French manicures, pedicures, waxing, eyebrows… pretty much all of these can be achieved at home (and done well) with some practise. There are plenty excellent blogs and YouTube tutorials to help.

25. Fewer haircuts/volunteer at a trainee hairdresser

If you can’t bear the risk of a trainee touching your locks, learn more ways to manipulate your hair as it grows and get haircuts sparingly. Women’s haircuts are outrageously priced in many cities.

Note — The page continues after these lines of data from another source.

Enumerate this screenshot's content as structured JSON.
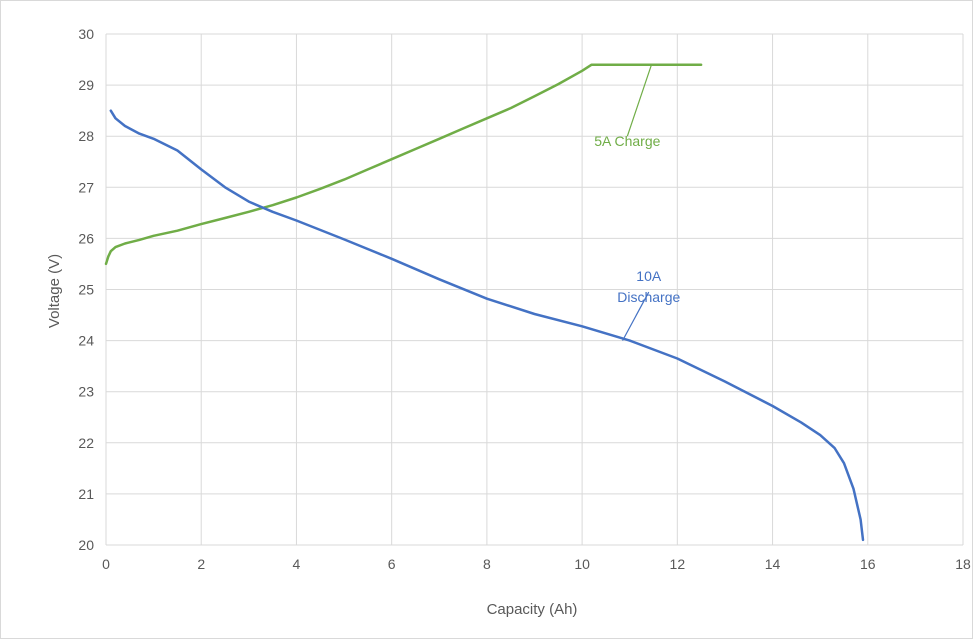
{
  "chart_data": {
    "type": "line",
    "xlabel": "Capacity (Ah)",
    "ylabel": "Voltage (V)",
    "xlim": [
      0,
      18
    ],
    "ylim": [
      20,
      30
    ],
    "x_ticks": [
      "0",
      "2",
      "4",
      "6",
      "8",
      "10",
      "12",
      "14",
      "16",
      "18"
    ],
    "y_ticks": [
      "20",
      "21",
      "22",
      "23",
      "24",
      "25",
      "26",
      "27",
      "28",
      "29",
      "30"
    ],
    "grid": true,
    "series": [
      {
        "color": "#70ad47",
        "points": [
          [
            0.0,
            25.5
          ],
          [
            0.05,
            25.65
          ],
          [
            0.1,
            25.75
          ],
          [
            0.2,
            25.83
          ],
          [
            0.4,
            25.9
          ],
          [
            0.7,
            25.97
          ],
          [
            1.0,
            26.05
          ],
          [
            1.5,
            26.15
          ],
          [
            2.0,
            26.28
          ],
          [
            2.5,
            26.4
          ],
          [
            3.0,
            26.52
          ],
          [
            3.5,
            26.65
          ],
          [
            4.0,
            26.8
          ],
          [
            4.5,
            26.97
          ],
          [
            5.0,
            27.15
          ],
          [
            5.5,
            27.35
          ],
          [
            6.0,
            27.55
          ],
          [
            6.5,
            27.75
          ],
          [
            7.0,
            27.95
          ],
          [
            7.5,
            28.15
          ],
          [
            8.0,
            28.35
          ],
          [
            8.5,
            28.55
          ],
          [
            9.0,
            28.78
          ],
          [
            9.5,
            29.02
          ],
          [
            10.0,
            29.28
          ],
          [
            10.2,
            29.4
          ],
          [
            11.0,
            29.4
          ],
          [
            12.0,
            29.4
          ],
          [
            12.5,
            29.4
          ]
        ]
      },
      {
        "color": "#4472c4",
        "points": [
          [
            0.1,
            28.5
          ],
          [
            0.2,
            28.35
          ],
          [
            0.4,
            28.2
          ],
          [
            0.7,
            28.05
          ],
          [
            1.0,
            27.95
          ],
          [
            1.5,
            27.72
          ],
          [
            2.0,
            27.35
          ],
          [
            2.5,
            27.0
          ],
          [
            3.0,
            26.72
          ],
          [
            3.5,
            26.52
          ],
          [
            4.0,
            26.35
          ],
          [
            5.0,
            25.98
          ],
          [
            6.0,
            25.6
          ],
          [
            7.0,
            25.2
          ],
          [
            8.0,
            24.82
          ],
          [
            9.0,
            24.52
          ],
          [
            10.0,
            24.28
          ],
          [
            11.0,
            24.0
          ],
          [
            12.0,
            23.65
          ],
          [
            13.0,
            23.2
          ],
          [
            14.0,
            22.72
          ],
          [
            14.6,
            22.4
          ],
          [
            15.0,
            22.15
          ],
          [
            15.3,
            21.9
          ],
          [
            15.5,
            21.6
          ],
          [
            15.7,
            21.1
          ],
          [
            15.85,
            20.5
          ],
          [
            15.9,
            20.1
          ]
        ]
      }
    ],
    "annotations": [
      {
        "text_lines": [
          "5A Charge"
        ],
        "color": "#70ad47",
        "leader_from": [
          11.45,
          29.38
        ],
        "leader_to": [
          10.95,
          28.0
        ]
      },
      {
        "text_lines": [
          "10A",
          "Discharge"
        ],
        "color": "#4472c4",
        "leader_from": [
          10.85,
          24.0
        ],
        "leader_to": [
          11.4,
          24.95
        ]
      }
    ]
  }
}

Bonus: Effective Money-Saving Tips for Everything

Here’s a summary of what you can generally do to save more money:

  • Share/pool resources. Organize a neighbourhood sharing scheme, common resources for your apartment block or with your friends. Not everybody needs an individual lawnmower.
  • Buy energy-saving everything. The easiest way to lower your bills – replace those lightbulbs!
  • Buy in bulk. Be sensible about it (i.e. make sure you have space!), and drastically reduce weekly expenditure.
  • DIY. Skill up using YouTube tutorials on plumbing and many other essential services so you never have to pay for simple problems again.
  • Research a lot before making a decision. Most money-wasting is the result of poor preparation and planning. Don’t shirk this part just because you don’t like it!
  • Use your network. Your network is full of resources that can ease the pain of budgeting. Ask for help.
  • Stop and think. Do I really need it?

Unfortunately, there are some things that require plain ol’ giving up for the time being. This can include high-cost sports such as skiing, the latest versions of some technologies, the finest brands of food/drinks, premier seats at the opera and most other indulgences.

What is important to remember during lean times is that when you look back on your life, it will be the experiences that stand out, not the extra comforts.

Living on a budget can teach you a lot about how much you can really get out of your paycheck. We only live one life, so make the most of every penny you earn!